According to data released in May, mining for Bitcoin alone used 150 terawatt-hours of electricity in one week, which is more than the entire annual energy use of the Netherlands. The European Parliament’s policy is clear: cryptocurrencies are only welcome if they appropriately address the environmental issues, says MEP Eero Heinäluoma.
These days, news items related to cryptocurrencies are ubiquitous. Generally, they centre on one of two perspectives: cryptocurrencies’ wild value fluctuations or a need for regulation. Those who swear by cryptocurrencies predict that the field will revolutionise today’s financial market, while critics warn of risks related to financial stability, money laundering, various hoaxes, investor protection and the environment. Also interesting is the critics’ notion that the people who believe in cryptocurrencies are those who believe others to believe in them.

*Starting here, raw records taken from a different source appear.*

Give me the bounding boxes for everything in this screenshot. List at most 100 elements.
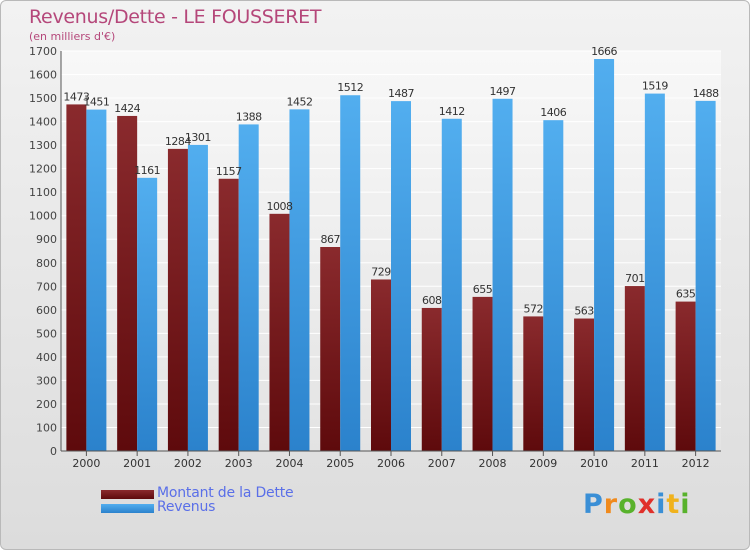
bar-revenue — [644, 93, 665, 452]
y-tick-label: 200 — [36, 398, 57, 411]
data-label-debt: 1284 — [165, 135, 191, 148]
x-tick-label: 2009 — [529, 457, 557, 470]
x-tick-label: 2005 — [326, 457, 354, 470]
bar-revenue — [391, 101, 411, 451]
bar-debt — [218, 178, 239, 451]
y-tick-label: 400 — [36, 351, 57, 364]
x-tick-label: 2002 — [174, 457, 202, 470]
y-tick-label: 100 — [36, 421, 57, 434]
legend-swatch-revenue — [101, 504, 154, 513]
x-tick-label: 2004 — [275, 457, 303, 470]
data-label-revenue: 1406 — [540, 106, 566, 119]
x-tick-label: 2006 — [377, 457, 405, 470]
x-tick-label: 2001 — [123, 457, 151, 470]
data-label-revenue: 1301 — [185, 131, 211, 144]
y-tick-label: 800 — [36, 257, 57, 270]
chart-title: Revenus/Dette - LE FOUSSERET — [29, 6, 322, 28]
data-label-debt: 1473 — [63, 90, 89, 103]
y-tick-label: 700 — [36, 280, 57, 293]
data-label-debt: 867 — [320, 233, 340, 246]
y-tick-label: 1400 — [29, 116, 57, 129]
legend-label-debt: Montant de la Dette — [157, 485, 294, 501]
logo-letter: x — [637, 489, 657, 520]
bar-debt — [675, 301, 696, 451]
logo-letter: o — [618, 489, 638, 520]
y-tick-label: 1200 — [29, 163, 57, 176]
bar-revenue — [441, 118, 462, 451]
x-tick-label: 2007 — [428, 457, 456, 470]
x-tick-label: 2010 — [580, 457, 608, 470]
legend-swatch-debt — [101, 490, 154, 499]
x-tick-label: 2011 — [631, 457, 659, 470]
data-label-debt: 655 — [473, 283, 493, 296]
data-label-revenue: 1451 — [83, 96, 109, 109]
logo-letter: r — [603, 489, 619, 520]
bar-debt — [472, 296, 493, 451]
axes: 0 100 200 300 400 500 600 700 800 900 1000 1100 1200… — [29, 45, 721, 470]
data-label-revenue: 1452 — [286, 95, 312, 108]
x-tick-label: 2012 — [682, 457, 710, 470]
data-label-revenue: 1666 — [591, 45, 617, 58]
y-tick-label: 1000 — [29, 210, 57, 223]
data-label-debt: 608 — [422, 294, 442, 307]
y-tick-label: 900 — [36, 233, 57, 246]
bar-revenue — [289, 109, 310, 452]
chart-subtitle: (en milliers d'€) — [29, 30, 116, 43]
bar-debt — [523, 316, 544, 451]
bar-revenue — [492, 98, 513, 451]
data-label-debt: 729 — [371, 265, 391, 278]
bar-debt — [167, 148, 188, 451]
y-tick-label: 1600 — [29, 69, 57, 82]
data-label-debt: 563 — [574, 305, 594, 318]
y-tick-label: 0 — [50, 445, 57, 458]
data-label-revenue: 1412 — [439, 105, 465, 118]
bar-revenue — [594, 59, 615, 451]
data-label-debt: 1424 — [114, 102, 140, 115]
data-label-debt: 635 — [676, 288, 696, 301]
y-tick-label: 300 — [36, 374, 57, 387]
logo-letter: i — [656, 489, 667, 520]
y-tick-label: 1500 — [29, 92, 57, 105]
data-label-debt: 1008 — [266, 200, 292, 213]
bars-group — [66, 59, 716, 452]
data-label-revenue: 1488 — [693, 87, 719, 100]
bar-debt — [269, 213, 290, 451]
bar-revenue — [86, 109, 107, 452]
bar-debt — [624, 286, 645, 451]
y-tick-label: 1100 — [29, 186, 57, 199]
x-tick-label: 2003 — [225, 457, 253, 470]
legend-label-revenue: Revenus — [157, 499, 216, 515]
proxiti-logo: Proxiti — [583, 489, 691, 520]
logo-letter: t — [666, 489, 681, 520]
bar-revenue — [340, 95, 361, 451]
bar-debt — [574, 318, 595, 451]
logo-letter: P — [583, 489, 604, 520]
data-label-revenue: 1161 — [134, 164, 160, 177]
data-label-debt: 1157 — [216, 165, 242, 178]
bar-revenue — [238, 124, 259, 451]
bar-revenue — [137, 177, 158, 451]
bar-debt — [371, 279, 391, 451]
data-label-revenue: 1519 — [642, 80, 668, 93]
data-label-debt: 701 — [625, 272, 645, 285]
bar-revenue — [695, 100, 716, 451]
data-label-revenue: 1388 — [236, 110, 262, 123]
bar-debt — [421, 307, 442, 451]
data-label-revenue: 1497 — [490, 85, 516, 98]
x-tick-label: 2000 — [72, 457, 100, 470]
data-label-revenue: 1512 — [337, 81, 363, 94]
y-tick-label: 1300 — [29, 139, 57, 152]
y-tick-label: 500 — [36, 327, 57, 340]
x-tick-label: 2008 — [479, 457, 507, 470]
y-tick-label: 1700 — [29, 45, 57, 58]
bar-debt — [117, 115, 138, 452]
bar-debt — [320, 247, 341, 451]
bar-debt — [66, 104, 87, 451]
bar-revenue — [543, 120, 564, 452]
data-label-revenue: 1487 — [388, 87, 414, 100]
y-tick-label: 600 — [36, 304, 57, 317]
logo-letter: i — [680, 489, 691, 520]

There are currently around four or five thousand cryptocurrencies in circulation without any proper regulation. The EU must now find a balance between fostering innovation on the one hand, and ensuring investor protection and financial stability on the other. As the chief negotiator of my S&D Group, I am currently seeking such a balance in the ongoing Markets in Crypto-Assets (MiCA) negotiations.

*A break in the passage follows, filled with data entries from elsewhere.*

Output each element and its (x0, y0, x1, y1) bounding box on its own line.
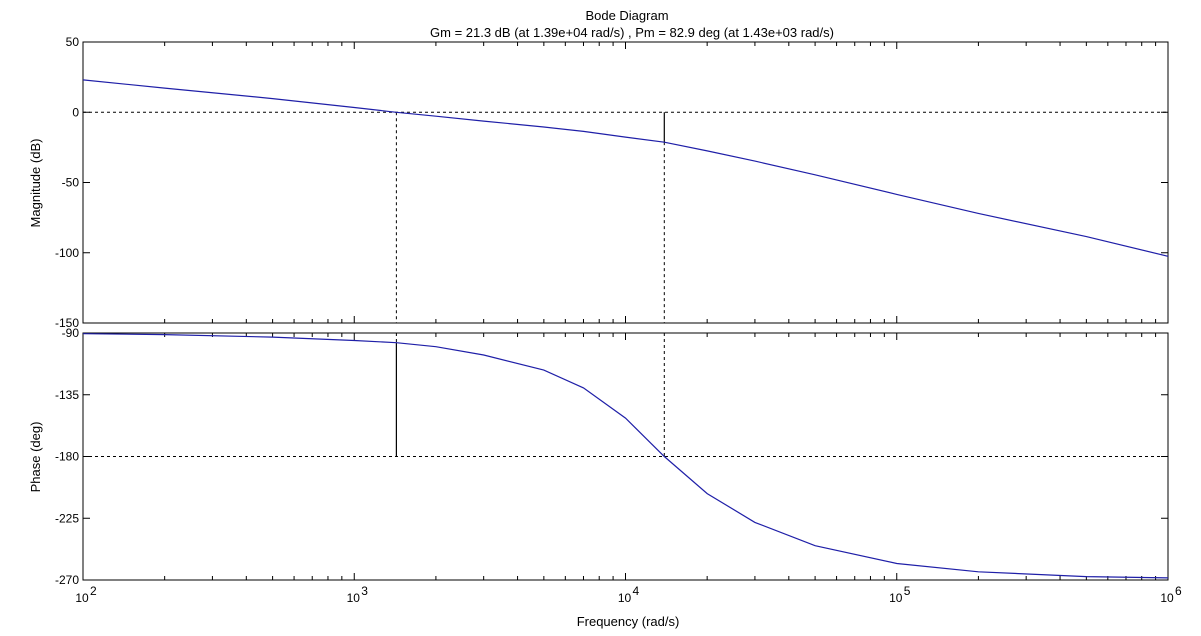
magnitude-y-tick-label: -50 (62, 176, 80, 190)
phase-axes: -90 -135 -180 -225 -270 (55, 326, 1169, 587)
magnitude-y-tick-label: -100 (55, 246, 79, 260)
magnitude-y-tick-label: 0 (72, 105, 79, 119)
x-tick-exponent: 2 (90, 584, 97, 598)
x-tick-exponent: 6 (1175, 584, 1182, 598)
x-tick-label: 10 (1160, 591, 1174, 605)
magnitude-y-tick-label: -150 (55, 316, 79, 330)
x-tick-labels: 10 2 10 3 10 4 10 5 10 6 (75, 584, 1182, 605)
magnitude-plot-box (82, 41, 1169, 324)
phase-series-line (82, 333, 1169, 579)
x-tick-label: 10 (889, 591, 903, 605)
x-tick-label: 10 (347, 591, 361, 605)
phase-y-tick-label: -225 (55, 511, 79, 525)
magnitude-axes: 50 0 -50 -100 -150 (55, 35, 1169, 330)
phase-y-tick-label: -135 (55, 388, 79, 402)
chart-title: Bode Diagram (585, 8, 668, 23)
magnitude-y-label: Magnitude (dB) (28, 139, 43, 228)
x-tick-label: 10 (75, 591, 89, 605)
phase-y-label: Phase (deg) (28, 422, 43, 493)
x-tick-exponent: 5 (904, 584, 911, 598)
phase-y-tick-label: -270 (55, 573, 79, 587)
magnitude-series-line (82, 79, 1169, 257)
chart-subtitle: Gm = 21.3 dB (at 1.39e+04 rad/s) , Pm = … (430, 25, 834, 40)
phase-y-tick-label: -180 (55, 450, 79, 464)
x-tick-exponent: 3 (361, 584, 368, 598)
x-tick-label: 10 (618, 591, 632, 605)
x-tick-exponent: 4 (633, 584, 640, 598)
magnitude-y-tick-label: 50 (66, 35, 80, 49)
x-axis-label: Frequency (rad/s) (577, 614, 680, 629)
phase-y-tick-label: -90 (62, 326, 80, 340)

Blockchain technology indisputably has innovative appeal. It has the potential to make the financial sector more efficient and user-friendly, for example with regard to cross-border payments. On the other hand, experiences gained thus far demand caution. The crucial question is to what extent the greater public would benefit from reforms to the current financial system.
Naturally, the traditional financial system is not perfect. Our system has many deficiencies, for instance, in its vulnerability to money laundering. At the same time, a system that presents itself as an alternative to tradition must ensure that the role of brokers is adequately fulfilled. Otherwise, there is a risk of increasing regulatory blind spots, which benefit the few and cause costs for the many.
The terminology used in cryptocurrency discourse must be clarified. Currencies like the euro or the dollar are user-friendly, relatively safe and fairly stable in value. These are not strictly speaking features that can be connected to cryptocurrencies. The value of Bitcoin, for example, has bounced up and down like an old-fashioned yoyo this year. Even after 12 years, it is not really accepted as an official payment method, and it is particularly popular in circles where official payment arrangements are generally avoided for one reason or another.
If financially sound, highly valued companies like Facebook want to present digital currencies such as Diem as a payment method, they will have to comply with rigorous requirements. It is also clear that central banks must not lag behind in the financial digitalisation trend. Luckily they are not doing so, as is proven by the European Central Bank’s development activities around digital currencies. Even though the advent of the digital euro is still many years away, the ECB’s initiative is a welcome one.
The EU is conducting efforts against climate change on many fronts, and therefore, environmental requirements are in place even for cryptocurrencies. If a cryptocurrency and its related mining consumes more energy than a whole EU member state – the Netherlands, say – one would be justified in asking who will ultimately pay for such a massive carbon footprint. According to data released in May, mining for Bitcoin alone used 150 terawatt-hours of electricity in one week, which is more than the entire annual energy use of the Netherlands. The carbon footprint of Bitcoin by itself has counteracted the CO2 savings made by the adoption of electric cars in the last decade, which means that the billions of euros spent subsidising these cars have effectively been lost. Therefore, the European Parliament’s policy is clear: cryptocurrencies are only welcome if they appropriately address the environmental issues.
Efforts to regulate the cryptocurrency market have been criticised for smothering innovation. Rather than smothering, I would say that consistent and properly communicated regulation will provide the field with much-needed coherence. Ordinary consumers must be able to comprehend the risks related to cryptocurrencies, which means that those who trade in them must make these risks clear.
By accepting healthy regulation, cryptocurrencies may find their place as a new and necessary servant of the financial market.